I am not a poet. I loved poetry up until I was about fifteen. I loved writing it and reading it. I was obsessed with all the female poets who’d gone insane. Then I stopped, for no good reason other than I wanted to write longer things with plots and characters.

Now I am suddenly faced with having to teach a section on poetry in an Intro to Creative Writing course. Panic. So I turn to Ron, fellow inkpot blogger and Hamline faculty who recommended In the Palm Of Your Hand by Steven Kowit and The Poet’s Companion by Kim Addonizio and Dorianne Laux. Turns out I already had them on my bookshelf, likely purchasing them after one of his brilliant lectures years ago. I also have Rules For the Dance by Mary Oliver, along with one of my favorites because it describes poetry forms in such a clear and simple manner that even I, a nonpoet can understand: A Kick in The Head by Paul Janeczko.

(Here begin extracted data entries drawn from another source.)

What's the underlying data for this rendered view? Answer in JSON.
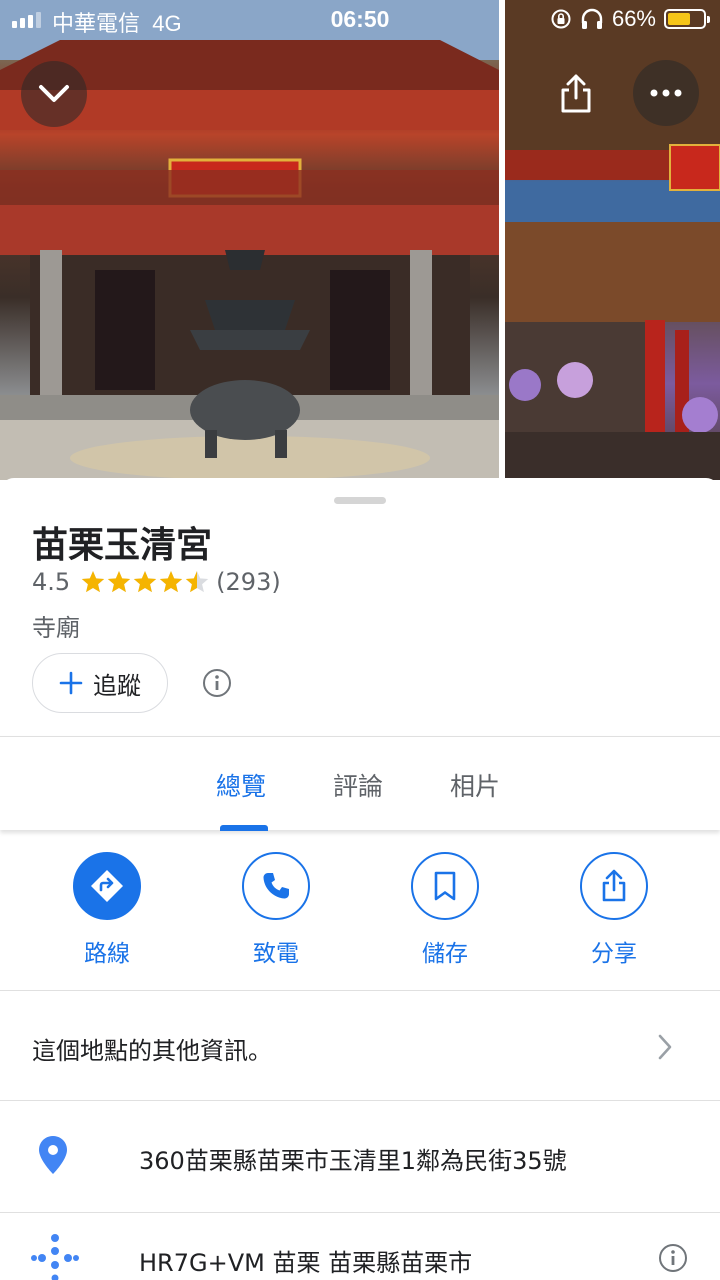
{
  "status_bar": {
    "carrier": "中華電信",
    "network": "4G",
    "time": "06:50",
    "battery": "66%",
    "battery_level": 0.66,
    "battery_color": "#f5c518"
  },
  "header": {
    "collapse_icon": "chevron-down-icon",
    "share_icon": "share-icon",
    "more_icon": "more-icon"
  },
  "place": {
    "name": "苗栗玉清宮",
    "rating": "4.5",
    "rating_value": 4.5,
    "review_count": "(293)",
    "category": "寺廟",
    "follow_label": "追蹤",
    "star_color": "#f5b400"
  },
  "tabs": [
    {
      "label": "總覽",
      "active": true
    },
    {
      "label": "評論",
      "active": false
    },
    {
      "label": "相片",
      "active": false
    }
  ],
  "actions": [
    {
      "label": "路線",
      "icon": "directions-icon"
    },
    {
      "label": "致電",
      "icon": "phone-icon"
    },
    {
      "label": "儲存",
      "icon": "bookmark-icon"
    },
    {
      "label": "分享",
      "icon": "share-icon"
    }
  ],
  "more_info": {
    "label": "這個地點的其他資訊。"
  },
  "address": {
    "text": "360苗栗縣苗栗市玉清里1鄰為民街35號"
  },
  "plus_code": {
    "text": "HR7G+VM 苗栗 苗栗縣苗栗市"
  },
  "colors": {
    "accent": "#1a73e8",
    "text": "#202124",
    "secondary": "#5f6368"
  }
}
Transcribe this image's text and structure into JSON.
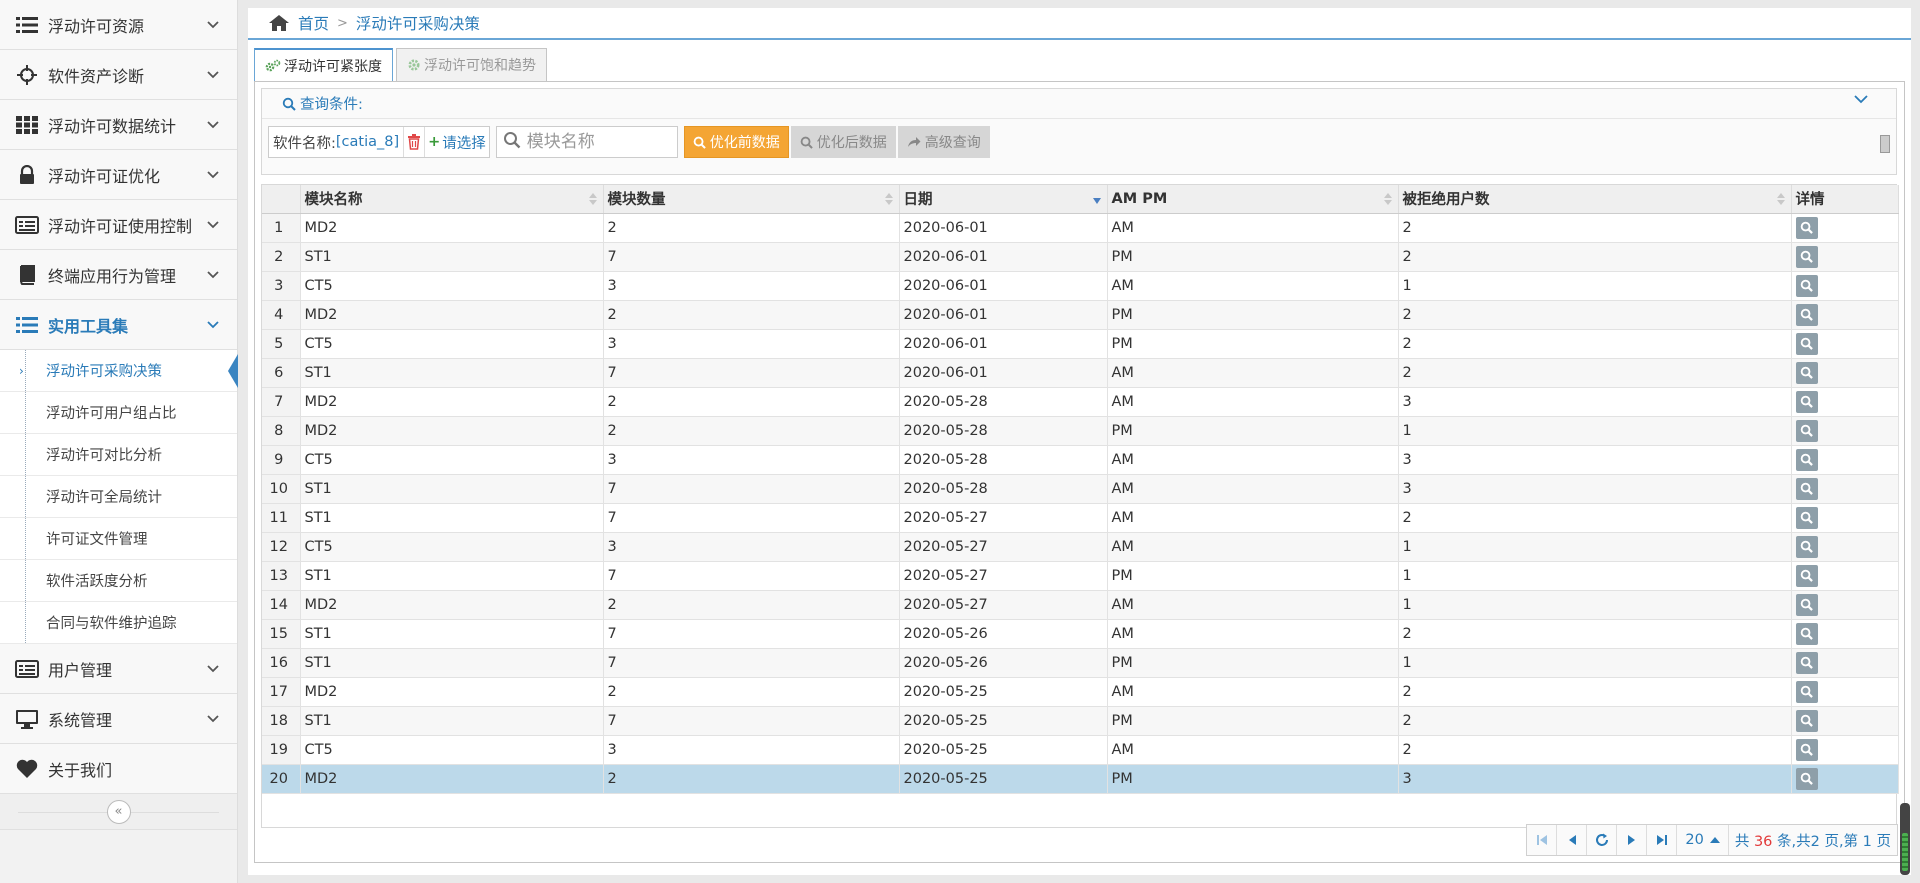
{
  "sidebar": {
    "items": [
      {
        "label": "浮动许可资源",
        "icon": "list-icon"
      },
      {
        "label": "软件资产诊断",
        "icon": "crosshair-icon"
      },
      {
        "label": "浮动许可数据统计",
        "icon": "grid-icon"
      },
      {
        "label": "浮动许可证优化",
        "icon": "lock-icon"
      },
      {
        "label": "浮动许可证使用控制",
        "icon": "card-icon"
      },
      {
        "label": "终端应用行为管理",
        "icon": "book-icon"
      },
      {
        "label": "实用工具集",
        "icon": "list-icon"
      },
      {
        "label": "用户管理",
        "icon": "card-icon"
      },
      {
        "label": "系统管理",
        "icon": "monitor-icon"
      },
      {
        "label": "关于我们",
        "icon": "heart-icon"
      }
    ],
    "submenu": [
      "浮动许可采购决策",
      "浮动许可用户组占比",
      "浮动许可对比分析",
      "浮动许可全局统计",
      "许可证文件管理",
      "软件活跃度分析",
      "合同与软件维护追踪"
    ],
    "collapse_glyph": "«"
  },
  "breadcrumb": {
    "home": "首页",
    "sep": ">",
    "current": "浮动许可采购决策"
  },
  "tabs": [
    "浮动许可紧张度",
    "浮动许可饱和趋势"
  ],
  "query": {
    "title": "查询条件:",
    "software_label": "软件名称:",
    "software_value": "[catia_8]",
    "pick_label": "请选择",
    "search_placeholder": "模块名称",
    "btn_before": "优化前数据",
    "btn_after": "优化后数据",
    "btn_advanced": "高级查询"
  },
  "table": {
    "columns": [
      "模块名称",
      "模块数量",
      "日期",
      "AM PM",
      "被拒绝用户数",
      "详情"
    ],
    "rows": [
      [
        "1",
        "MD2",
        "2",
        "2020-06-01",
        "AM",
        "2"
      ],
      [
        "2",
        "ST1",
        "7",
        "2020-06-01",
        "PM",
        "2"
      ],
      [
        "3",
        "CT5",
        "3",
        "2020-06-01",
        "AM",
        "1"
      ],
      [
        "4",
        "MD2",
        "2",
        "2020-06-01",
        "PM",
        "2"
      ],
      [
        "5",
        "CT5",
        "3",
        "2020-06-01",
        "PM",
        "2"
      ],
      [
        "6",
        "ST1",
        "7",
        "2020-06-01",
        "AM",
        "2"
      ],
      [
        "7",
        "MD2",
        "2",
        "2020-05-28",
        "AM",
        "3"
      ],
      [
        "8",
        "MD2",
        "2",
        "2020-05-28",
        "PM",
        "1"
      ],
      [
        "9",
        "CT5",
        "3",
        "2020-05-28",
        "AM",
        "3"
      ],
      [
        "10",
        "ST1",
        "7",
        "2020-05-28",
        "AM",
        "3"
      ],
      [
        "11",
        "ST1",
        "7",
        "2020-05-27",
        "AM",
        "2"
      ],
      [
        "12",
        "CT5",
        "3",
        "2020-05-27",
        "AM",
        "1"
      ],
      [
        "13",
        "ST1",
        "7",
        "2020-05-27",
        "PM",
        "1"
      ],
      [
        "14",
        "MD2",
        "2",
        "2020-05-27",
        "AM",
        "1"
      ],
      [
        "15",
        "ST1",
        "7",
        "2020-05-26",
        "AM",
        "2"
      ],
      [
        "16",
        "ST1",
        "7",
        "2020-05-26",
        "PM",
        "1"
      ],
      [
        "17",
        "MD2",
        "2",
        "2020-05-25",
        "AM",
        "2"
      ],
      [
        "18",
        "ST1",
        "7",
        "2020-05-25",
        "PM",
        "2"
      ],
      [
        "19",
        "CT5",
        "3",
        "2020-05-25",
        "AM",
        "2"
      ],
      [
        "20",
        "MD2",
        "2",
        "2020-05-25",
        "PM",
        "3"
      ]
    ],
    "selected_row": 20
  },
  "pager": {
    "page_size": "20",
    "info_prefix": "共",
    "total": "36",
    "info_suffix": "条,共2 页,第 1 页"
  },
  "colors": {
    "accent": "#2a7bb8",
    "orange": "#f4a534",
    "selected": "#bcd9ea"
  }
}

In reading up on poetry, thinking about it, going through some of my long-forgotten favorite poets, I also conjured up from the depths of my brain two poems that I wrote when I was five. I wrote them on yellow lined notepaper in big, fat letters, but they only exist in memory now. These poems may explain my interest in mad poets, as well as why I no longer consider myself a poet—not because they are so terrible, but because I don’t think I could write anything nearly as profound today. However because it is a Sunday and the first day of August, I am willing to share: (remember I was five.)

My car died one day.
I couldn’t understand.
Why do things die?
Why oh why oh why?

Once when I was little I said,
“I won’t! I won’t! I’m dead!”
That’s it.
A one, a two, a three,
The end of me.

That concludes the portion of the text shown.